MxT;Ezh2Δ/Δ mice in this model exhibited a highly penetrant leukemia with most mice succumbing to acute leukemia during the observation period with a median survival of 273 days. Our findings are most similar to the report by Simon et al where all mice exclusively developed T-ALL after a latency of approximately 10 months.20 In contrast, in other models using a tamoxifen-inducible Cre-ERT, Ezh2-deleted mice developed features of MDS, MPN and MDS/MPN17–19 although in 2 of these reports, had similar overall survival to wild-type controls over a period of 300 days’ observation.17,19 Two studies reported effects of Ezh2 deletion in combination with other mutations seen in myeloid malignancy, Runx1 mutation and Tet2 knockdown and demonstrated greater acceleration of hematological malignancy from Ezh2 deletion compared to the NHD13T background. In combination with Runx1 mutation, Ezh2 loss led to a median overall survival of 262 days compared to ‘not reached’ in either mutation alone over 10 months’ observation.18 Similarly on a Tet2 knockdown background, deletion of Ezh2 accelerated death (median ∼180 days) compared with a ∼300 day median overall survival in mice with either single mutation.17 Altogether, these studies highlight diverse, context-dependent outcomes of Ezh2 deletion in mouse models.
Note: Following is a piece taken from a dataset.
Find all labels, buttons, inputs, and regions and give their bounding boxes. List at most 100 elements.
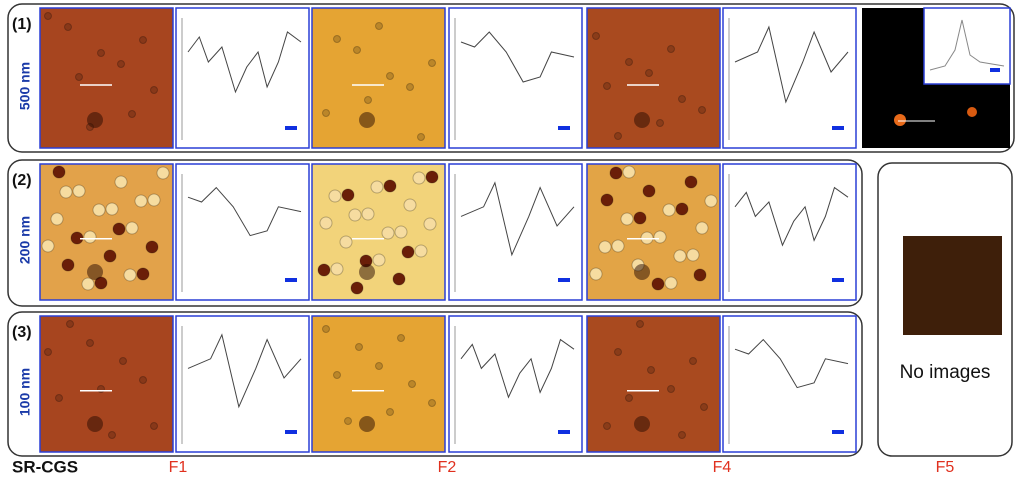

In conclusion, this study describes a model of EZH2 deletion in MDS, adding to existing literature on the cooperation of Ezh2 with other genetic aberrations in MDS pathogenesis.17,18 Our findings suggest Ezh2 loss may have limited effects in the NHD13T given active Ezh1 compensation and overlapping mechanisms of transformation and highlights caveats in pre-clinical modeling of disease states.